Belle and Abby came to our annual research conference this past June. We hosted a childcare room, and Belle spent her time mostly confined to her chair — and charming the volunteers — while Abby was busy running and playing.
My 12-year-old also came to the conference, and when I told her that Abby has NPC she was confused and frustrated. “Why is it so much worse for Belle?” she asked. Would this cruel disease start tearing away at Abby?
I, too, am confused and frustrated. I can’t stop thinking about the placebo group. Would Belle be running around like Abby if she had not received the placebo? Belle is not a piece of data but a little girl. She and her sister are the whole world for their mother and father.
What can we do about this?
Laws are in place that allow the FDA to provide regulatory flexibility and to encourage pharmaceutical companies to work on rare diseases: the Orphan Drug Act, the 21st Century Cures Act, the Right to Try Act.
These measures help. They provide clinical flexibility, but ultimately the FDA can still require a placebo-controlled trial. Today, a bipartisan bill called the Promising Pathways Act would allow for conditional approval for serious rare or progressive disease treatments based on early evidence of safety and efficacy. The bill would relax requirements for placebo-controlled trials, enabling patients with rare ailments to access treatments more quickly while still requiring pharmaceutical companies to provide further evidence — by monitoring patients in comparison to their medical history and other clinical data, for instance, in order to confirm long-term benefits and maintain patient safety.

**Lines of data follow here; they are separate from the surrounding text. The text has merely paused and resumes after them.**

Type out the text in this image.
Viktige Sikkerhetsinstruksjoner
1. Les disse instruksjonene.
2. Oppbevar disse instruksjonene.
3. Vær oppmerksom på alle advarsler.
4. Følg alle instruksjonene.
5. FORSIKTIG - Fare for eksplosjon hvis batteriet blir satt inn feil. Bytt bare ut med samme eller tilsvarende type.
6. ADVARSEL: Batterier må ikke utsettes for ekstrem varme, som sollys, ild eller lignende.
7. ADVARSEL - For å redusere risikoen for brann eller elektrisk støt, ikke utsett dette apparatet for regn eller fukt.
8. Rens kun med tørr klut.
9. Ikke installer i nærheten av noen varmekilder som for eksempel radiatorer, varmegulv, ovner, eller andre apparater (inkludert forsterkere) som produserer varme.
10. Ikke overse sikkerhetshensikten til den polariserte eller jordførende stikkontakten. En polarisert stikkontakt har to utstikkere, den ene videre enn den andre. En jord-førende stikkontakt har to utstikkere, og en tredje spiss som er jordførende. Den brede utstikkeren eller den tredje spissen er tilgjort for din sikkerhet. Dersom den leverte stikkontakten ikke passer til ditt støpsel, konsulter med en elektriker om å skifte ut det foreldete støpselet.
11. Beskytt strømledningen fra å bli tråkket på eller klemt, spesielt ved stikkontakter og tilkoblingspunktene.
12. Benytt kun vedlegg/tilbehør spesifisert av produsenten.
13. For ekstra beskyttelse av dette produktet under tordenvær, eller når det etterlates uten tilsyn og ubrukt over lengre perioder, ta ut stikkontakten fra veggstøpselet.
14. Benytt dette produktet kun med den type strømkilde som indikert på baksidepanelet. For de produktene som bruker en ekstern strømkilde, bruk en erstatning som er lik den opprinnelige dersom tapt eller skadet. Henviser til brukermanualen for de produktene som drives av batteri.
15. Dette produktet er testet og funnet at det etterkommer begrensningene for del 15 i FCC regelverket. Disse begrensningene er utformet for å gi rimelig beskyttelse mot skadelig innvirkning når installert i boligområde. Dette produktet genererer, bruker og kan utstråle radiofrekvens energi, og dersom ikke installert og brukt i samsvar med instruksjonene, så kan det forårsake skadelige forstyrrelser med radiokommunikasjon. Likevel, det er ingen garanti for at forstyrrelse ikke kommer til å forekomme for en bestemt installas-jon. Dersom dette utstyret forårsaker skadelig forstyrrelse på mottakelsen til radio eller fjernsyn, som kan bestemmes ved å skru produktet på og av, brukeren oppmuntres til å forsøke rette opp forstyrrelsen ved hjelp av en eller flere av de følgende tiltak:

Even if this legislation passes, the FDA and drug developers would not be mandated to use the flexibility the bill offers unless every person who feels that children like Belle should not receive a placebo makes sure the FDA understands that the patient’s voice comes first, that they should use the data they have without a placebo control whenever possible.
Maybe someday we will not have to answer the Swordfish question. Maybe instead of letting a few die to save the many, we can save them all.
Sean Kassen is director of the Ara Parseghian Medical Research Fund in the College of Science at Notre Dame, where he earned his doctorate in cell and molecular biology.